Researchers at Agari said that to avoid becoming a victim, they should first check the sender’s email address and insist on a brief call before making purchases on behalf of someone else.
"As a final safety net, share concerns with a colleague or friend, especially if pressure is increased in unusual ways. As always, it’s better to be safe than sorry when dealing with these types of emails," researchers said.
Craig Parkin, associate partner, Citihub Consulting, told SC Media UK that using  SMS rather than email is another attack vector being used by cyber-criminals but the aim is the same - to catch someone off guard and have them perform an action that may give the criminals access to data or control of the device.  
"If firms are providing mobiles or allowing the use of personal mobile devices to access company information, there are many things a firm can and should do to secure the data on these devices. However, this might only allow certain mobiles that are up to date. Data residence and access should have appropriate levels of increased protection. Perhaps the best, and coincidentally the most difficult thing an organisation can do, is to raise the security awareness of the organisation so that its employees are aware that security attacks can come from anywhere," he said.

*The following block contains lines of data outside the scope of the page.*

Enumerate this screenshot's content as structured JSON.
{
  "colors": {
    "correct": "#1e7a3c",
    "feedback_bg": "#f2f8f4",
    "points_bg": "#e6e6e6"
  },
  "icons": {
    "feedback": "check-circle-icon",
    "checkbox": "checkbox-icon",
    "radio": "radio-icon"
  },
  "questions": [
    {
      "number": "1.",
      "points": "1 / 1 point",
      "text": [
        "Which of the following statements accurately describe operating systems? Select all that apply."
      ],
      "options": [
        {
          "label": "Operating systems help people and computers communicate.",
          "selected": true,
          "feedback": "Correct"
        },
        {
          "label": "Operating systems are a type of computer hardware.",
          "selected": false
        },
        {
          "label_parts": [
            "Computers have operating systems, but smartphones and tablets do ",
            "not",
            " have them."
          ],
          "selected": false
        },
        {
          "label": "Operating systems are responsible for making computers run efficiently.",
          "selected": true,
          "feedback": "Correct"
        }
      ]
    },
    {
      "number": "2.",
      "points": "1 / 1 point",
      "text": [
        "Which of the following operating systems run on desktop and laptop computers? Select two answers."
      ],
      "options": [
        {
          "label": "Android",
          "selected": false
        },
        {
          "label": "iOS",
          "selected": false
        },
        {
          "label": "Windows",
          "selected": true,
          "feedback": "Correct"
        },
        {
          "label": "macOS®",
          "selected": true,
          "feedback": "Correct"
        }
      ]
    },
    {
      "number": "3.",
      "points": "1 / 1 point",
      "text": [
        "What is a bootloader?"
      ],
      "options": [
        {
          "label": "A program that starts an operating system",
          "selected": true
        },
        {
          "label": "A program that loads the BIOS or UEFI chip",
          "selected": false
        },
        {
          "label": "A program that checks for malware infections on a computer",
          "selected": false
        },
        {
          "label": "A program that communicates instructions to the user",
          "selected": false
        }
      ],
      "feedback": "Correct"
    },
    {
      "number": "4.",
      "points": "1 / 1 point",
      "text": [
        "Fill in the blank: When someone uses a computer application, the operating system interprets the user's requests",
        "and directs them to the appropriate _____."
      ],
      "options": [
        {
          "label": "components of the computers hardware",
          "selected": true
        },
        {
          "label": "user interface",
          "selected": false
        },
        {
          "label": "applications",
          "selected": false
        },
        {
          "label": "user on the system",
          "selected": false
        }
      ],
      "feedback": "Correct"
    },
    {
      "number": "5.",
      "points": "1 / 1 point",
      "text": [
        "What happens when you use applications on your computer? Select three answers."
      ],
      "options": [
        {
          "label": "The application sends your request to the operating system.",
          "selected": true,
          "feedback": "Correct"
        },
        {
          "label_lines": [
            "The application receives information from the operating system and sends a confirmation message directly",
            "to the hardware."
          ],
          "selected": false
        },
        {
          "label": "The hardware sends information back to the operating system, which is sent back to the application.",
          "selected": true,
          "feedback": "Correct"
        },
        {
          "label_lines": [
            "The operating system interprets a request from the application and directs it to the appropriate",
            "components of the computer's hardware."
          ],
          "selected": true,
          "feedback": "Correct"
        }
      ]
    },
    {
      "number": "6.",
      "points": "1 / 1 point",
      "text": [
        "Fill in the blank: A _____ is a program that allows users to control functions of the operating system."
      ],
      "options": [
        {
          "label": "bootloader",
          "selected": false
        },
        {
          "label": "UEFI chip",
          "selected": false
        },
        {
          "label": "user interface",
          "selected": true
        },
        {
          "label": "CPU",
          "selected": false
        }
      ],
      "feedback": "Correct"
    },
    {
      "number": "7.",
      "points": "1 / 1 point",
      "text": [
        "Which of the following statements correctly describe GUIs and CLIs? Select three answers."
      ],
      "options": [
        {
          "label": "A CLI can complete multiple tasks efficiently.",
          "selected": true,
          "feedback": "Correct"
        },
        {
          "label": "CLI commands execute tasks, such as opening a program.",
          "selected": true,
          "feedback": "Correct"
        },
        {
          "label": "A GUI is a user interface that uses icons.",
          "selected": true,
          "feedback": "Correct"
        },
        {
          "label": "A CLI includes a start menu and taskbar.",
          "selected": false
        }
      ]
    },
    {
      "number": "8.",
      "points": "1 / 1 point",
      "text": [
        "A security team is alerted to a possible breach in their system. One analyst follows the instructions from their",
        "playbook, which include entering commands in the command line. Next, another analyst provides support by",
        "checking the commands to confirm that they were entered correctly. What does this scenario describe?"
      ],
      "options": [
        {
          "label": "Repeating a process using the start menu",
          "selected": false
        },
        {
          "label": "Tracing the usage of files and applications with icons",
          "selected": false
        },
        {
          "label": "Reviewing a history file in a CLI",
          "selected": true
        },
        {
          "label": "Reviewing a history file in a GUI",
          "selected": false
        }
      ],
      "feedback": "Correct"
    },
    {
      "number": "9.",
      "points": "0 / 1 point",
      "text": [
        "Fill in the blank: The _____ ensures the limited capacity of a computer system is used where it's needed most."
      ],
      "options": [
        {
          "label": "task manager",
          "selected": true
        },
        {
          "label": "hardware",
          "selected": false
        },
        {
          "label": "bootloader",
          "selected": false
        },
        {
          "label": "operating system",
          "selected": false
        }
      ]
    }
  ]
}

Corin Imai, senior security advisor at DomainTools, told SC Media UK that It would not be surprising to see criminal campaigns running over Slack or Skype. "Attackers are very clever when it comes to thinking about different ways to create a false sense of security in their victims, being that impersonating a trusted brand, another employee, and even choosing messaging platforms that feel more personal."
"The best advice against these attacks is to apply the same rules that apply to email phishing: not rush into clicking on links and always refrain from disclosing any personal information without ascertaining the legitimacy of the sender," she said.